As I said last month, let's start off as we mean to go on! Thank you to all of you who have been part of the Church's life in the past month, in particular thank you for all the support that our Harvest Festival received. It was very good to be able to support the FoodBank to that extent and to enjoy the wonderful decoration of the Church at the Festival. Have you seen the pictures at ? I know that not all of you are on Facebook, some of you won't go on Facebook on principle, and perhaps others of you have no idea how to. But it is worth being aware that this is a rather different way of sharing news and information, a way perhaps of proclaiming to our parish community that we have good news to share. Be aware too, that you can access that page without having to join up or sign in.  Thank you to those who have worked so hard to get that page going, to bring our Church a little further into the twenty-first century.


We do indeed have good news to share – in two ways, both of which always form part of our Harvest celebrations.
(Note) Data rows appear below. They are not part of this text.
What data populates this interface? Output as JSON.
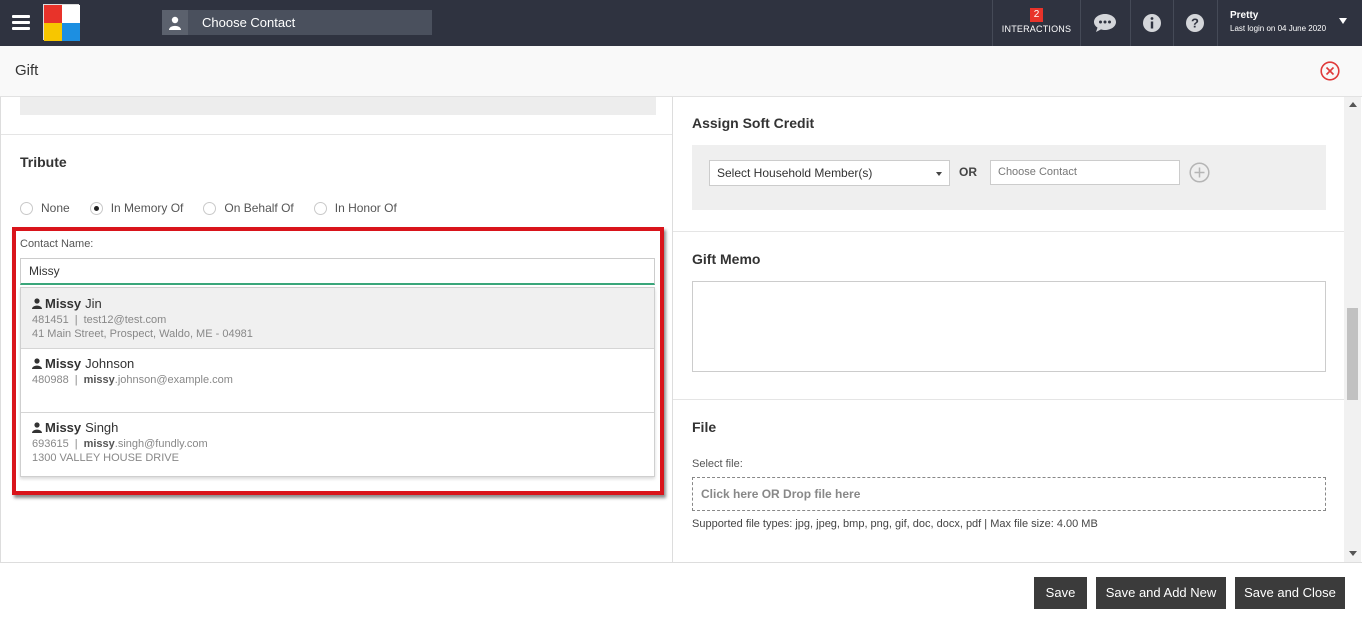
{
  "topbar": {
    "contact_placeholder": "Choose Contact",
    "interactions_count": "2",
    "interactions_label": "INTERACTIONS",
    "user_name": "Pretty",
    "last_login": "Last login on 04 June 2020"
  },
  "header": {
    "title": "Gift"
  },
  "tribute": {
    "title": "Tribute",
    "options": [
      "None",
      "In Memory Of",
      "On Behalf Of",
      "In Honor Of"
    ],
    "selected": "In Memory Of",
    "contact_label": "Contact Name:",
    "contact_value": "Missy",
    "results": [
      {
        "first": "Missy",
        "last": "Jin",
        "id": "481451",
        "email_prefix": "",
        "email_rest": "test12@test.com",
        "address": "41 Main Street, Prospect, Waldo, ME - 04981"
      },
      {
        "first": "Missy",
        "last": "Johnson",
        "id": "480988",
        "email_prefix": "missy",
        "email_rest": ".johnson@example.com",
        "address": ""
      },
      {
        "first": "Missy",
        "last": "Singh",
        "id": "693615",
        "email_prefix": "missy",
        "email_rest": ".singh@fundly.com",
        "address": "1300 VALLEY HOUSE DRIVE"
      }
    ]
  },
  "soft_credit": {
    "title": "Assign Soft Credit",
    "household_select": "Select Household Member(s)",
    "or": "OR",
    "contact_placeholder": "Choose Contact"
  },
  "memo": {
    "title": "Gift Memo",
    "value": ""
  },
  "file": {
    "title": "File",
    "select_label": "Select file:",
    "drop_text": "Click here OR Drop file here",
    "supported": "Supported file types: jpg, jpeg, bmp, png, gif, doc, docx, pdf | Max file size: 4.00 MB"
  },
  "footer": {
    "save": "Save",
    "save_add": "Save and Add New",
    "save_close": "Save and Close"
  },
  "colors": {
    "topbar": "#2f3340",
    "accent_red": "#d9141b",
    "input_focus": "#3aa67a",
    "button": "#3b3b3b"
  }
}
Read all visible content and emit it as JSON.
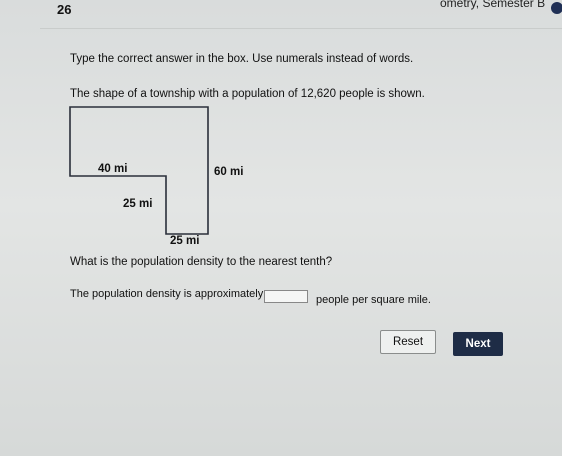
{
  "header": {
    "question_number": "26",
    "course_title": "ometry, Semester B"
  },
  "question": {
    "instructions": "Type the correct answer in the box. Use numerals instead of words.",
    "prompt": "The shape of a township with a population of 12,620 people is shown.",
    "figure": {
      "label_top_left": "40 mi",
      "label_right": "60 mi",
      "label_step": "25 mi",
      "label_bottom": "25 mi"
    },
    "question_text": "What is the population density to the nearest tenth?",
    "answer_lead": "The population density is approximately",
    "answer_value": "",
    "answer_unit": "people per square mile."
  },
  "buttons": {
    "reset": "Reset",
    "next": "Next"
  }
}
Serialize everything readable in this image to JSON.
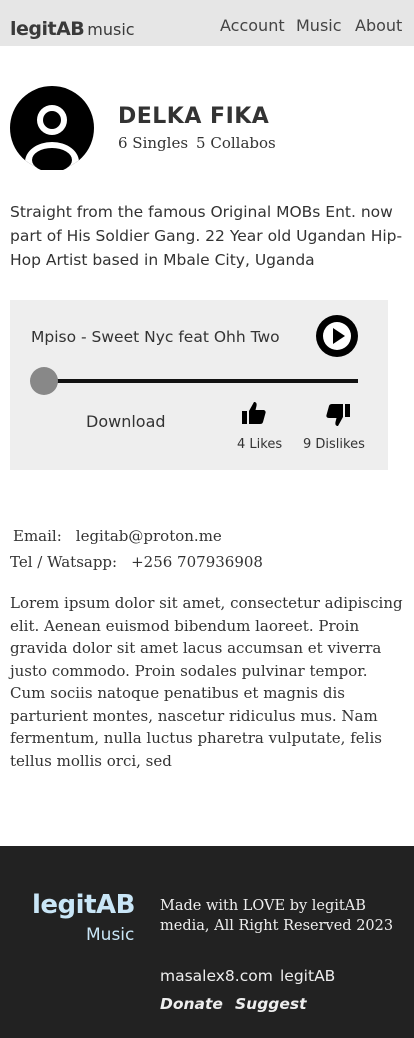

One is the good news of what people can do for each other – epitomised locally by FoodBank and internationally by Christian Aid. The other is the goodness of God our Father, perhaps most easily approached in thanksgiving for the Harvest, for our lives, our prosperity, our happiness; but shown above all in the deeper, more fundamental action of Christ in salvation. Our Church's focus switches in a week from Harvest to the work of the Children's Society with Andrew Holt coming to us with information and encouragement on the Sunday this magazine is published and on the following Saturday the counting of the boxes that many of you have faithfully been filling in the course of the last year. Give thanks for all that has and can be done in that work, from providing for children who have no-one willing or able to care for them, to campaigning for a better country for children to grow up in. And go on from there to give thanks to God for the care that He shows for those whom society is most inclined to reject or ignore.


I believe in that Good News. I am also aware that there are many who don't and shouting a bit louder is not going to convince them (or some of you?). It is perhaps easy to give thanks to God for the Harvest if we have plenty to eat. What about those who have nothing? It is good to give thanks to God for the children who are helped by the Children's Society; but what about those who fall through the net in this country or those who live in much poorer countries abroad where there is no safety net at all? I can understand the doubts that enter people's minds about how loving God can be, if His love doesn't bring immediate relief to those in that kind of need. Rationally, I can't offer answers to that kind of question. But I am aware that it is those who are better off who find poverty the biggest problem, and those who themselves are healthy who are most likely to find a big problem in the sickness of others. I find it quite extra-ordinary that, in general (and I know that there are plenty of exceptions), those who suffer the most are the least likely to abandon belief. Watching a loved one suffer seems more likely to lead to unbelief. I offer no explanations and can only express my admiration for those whose faith is undimmed by adversity and note that those who have to face up to their own impotence before God are more able to trust Him than those of us who are asking the questions from outside. God's care – and our ministry – is not restricted to either group.


Part of that ministry will be personal and private to each one of us – such as buying a packet of cereal for the FoodBank or filling a Christian Aid envelope. But, through its worship, the Church as a whole, has a ministry to the community it is called to serve, and as we look at our life together as a team, we need to be aware of that outward looking ministry in prayer and worship as well as considering the provision of “services” (in both senses!) to those who choose to come. To take an example, from a “business” point of view, there is no point in continuing to hold an Evening Worship service at St. Cyr's; “demand” has just fallen away. However, is that the point? It may well be that we should reconsider our worship services in the light of the needs of the whole team. But let's be clear who benefits from such a service being held. It is not me and a few others – it is the whole parish in which and for which, prayer is being offered to God. And that is a greater gift than anything else you or I can offer. We need to acknowledge just how much God is doing through us and through his whole Church even if we find ourselves having to cut down to some degree the activities we hold in Stonehouse or in any one of the other parishes. We must offer the best ministry we can in the way that God calls us to the people He chooses.

God bless you all in the fulfilment of your particular ministry.